A total of 1918 loci, detected by the hybridization of 938 expressed sequence tag unigenes (ESTs) from 26 Triticeae cDNA libraries, were mapped to wheat (Triticum aestivum L.) homoeologous group 4 chromosomes using a set of deletion, ditelosomic, and nulli-tetrasomic lines. The 1918 EST loci were not distributed uniformly among the three group 4 chromosomes; 41, 28, and 31% mapped to chromosomes 4A, 4B, and 4D, respectively. This pattern is in contrast to the cumulative results of EST mapping in all homoeologous groups, as reported elsewhere, that found the highest proportion of loci mapped to the B genome. Sixty-five percent of these 1918 loci mapped to the long arms of homoeologous group 4 chromosomes, while 35% mapped to the short arms. The distal regions of chromosome arms showed higher numbers of loci than the proximal regions, with the exception of 4DL. This study confirmed the complex structure of chromosome 4A that contains two reciprocal translocations and two inversions, previously identified. An additional inversion in the centromeric region of 4A was revealed. A consensus map for homoeologous group 4 was developed from 119 ESTs unique to group 4. Forty-nine percent of these ESTs were found to be homoeologous to sequences on rice chromosome 3, 12% had matches with sequences on other rice chromosomes, and 39% had no matches with rice sequences at all. Limited homology (only 26 of the 119 consensus ESTs) was found between wheat ESTs on homoeologous group 4 and the Arabidopsis genome. Forty-two percent of the homoeologous group 4 ESTs could be classified into functional categories on the basis of blastX searches against all protein databases.

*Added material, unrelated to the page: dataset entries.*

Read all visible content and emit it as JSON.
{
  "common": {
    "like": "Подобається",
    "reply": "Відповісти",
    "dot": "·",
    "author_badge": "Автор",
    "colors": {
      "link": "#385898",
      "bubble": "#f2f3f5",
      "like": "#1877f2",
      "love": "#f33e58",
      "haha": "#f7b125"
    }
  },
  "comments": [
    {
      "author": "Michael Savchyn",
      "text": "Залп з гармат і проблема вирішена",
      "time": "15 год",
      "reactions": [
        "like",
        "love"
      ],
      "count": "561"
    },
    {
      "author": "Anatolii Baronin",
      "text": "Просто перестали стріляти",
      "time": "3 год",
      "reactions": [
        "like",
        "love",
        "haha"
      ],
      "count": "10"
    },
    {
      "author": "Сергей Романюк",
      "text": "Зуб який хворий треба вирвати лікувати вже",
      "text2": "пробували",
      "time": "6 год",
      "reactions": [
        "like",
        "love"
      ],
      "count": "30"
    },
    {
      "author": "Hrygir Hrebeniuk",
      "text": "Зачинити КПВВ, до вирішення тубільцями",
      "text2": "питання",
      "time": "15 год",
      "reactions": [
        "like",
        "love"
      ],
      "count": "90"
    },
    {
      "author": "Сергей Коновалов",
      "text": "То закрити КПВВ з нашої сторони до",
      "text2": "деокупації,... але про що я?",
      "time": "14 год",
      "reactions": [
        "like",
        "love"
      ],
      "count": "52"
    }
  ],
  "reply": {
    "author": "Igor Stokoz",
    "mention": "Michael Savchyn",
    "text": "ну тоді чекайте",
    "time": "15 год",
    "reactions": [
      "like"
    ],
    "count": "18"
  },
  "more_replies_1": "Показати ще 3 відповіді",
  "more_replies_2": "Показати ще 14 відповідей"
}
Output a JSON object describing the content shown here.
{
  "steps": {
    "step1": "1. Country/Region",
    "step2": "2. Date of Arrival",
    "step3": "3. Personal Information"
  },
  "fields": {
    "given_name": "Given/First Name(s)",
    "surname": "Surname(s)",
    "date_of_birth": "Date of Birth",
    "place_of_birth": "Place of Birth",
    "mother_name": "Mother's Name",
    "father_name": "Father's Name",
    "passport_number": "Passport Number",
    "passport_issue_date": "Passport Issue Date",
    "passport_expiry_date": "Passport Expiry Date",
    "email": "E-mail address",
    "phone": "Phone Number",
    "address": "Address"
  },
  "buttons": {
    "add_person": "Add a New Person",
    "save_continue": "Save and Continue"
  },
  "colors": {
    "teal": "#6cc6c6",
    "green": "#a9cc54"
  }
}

A 2600-locus chromosome bin map of wheat homoeologous group 2 reveals interstitial gene-rich islands and colinearity with rice

The complex hexaploid wheat genome offers many challenges for genomics research. Expressed sequence tags facilitate the analysis of gene-coding regions and provide a rich source of molecular markers for mapping and comparison with model organisms. The objectives of this study were to construct a high-density EST chromosome bin map of wheat homoeologous group 2 chromosomes to determine the distribution of ESTs, construct a consensus map of group 2 ESTs, investigate synteny, examine patterns of duplication, and assess the colinearity with rice of ESTs assigned to the group 2 consensus bin map. A total of 2600 loci generated from 1110 ESTs were mapped to group 2 chromosomes by Southern hybridization onto wheat aneuploid chromosome and deletion stocks. A consensus map was constructed of 552 ESTs mapping to more than one group 2 chromosome. Regions of high gene density in distal bins and low gene density in proximal bins were found. Two interstitial gene-rich islands flanked by relatively gene-poor regions on both the short and long arms and having good synteny with rice were discovered. The map locations of two ESTs indicated the possible presence of a small pericentric inversion on chromosome 2B. Wheat chromosome group 2 was shown to share syntenous blocks with rice chromosomes 4 and 7.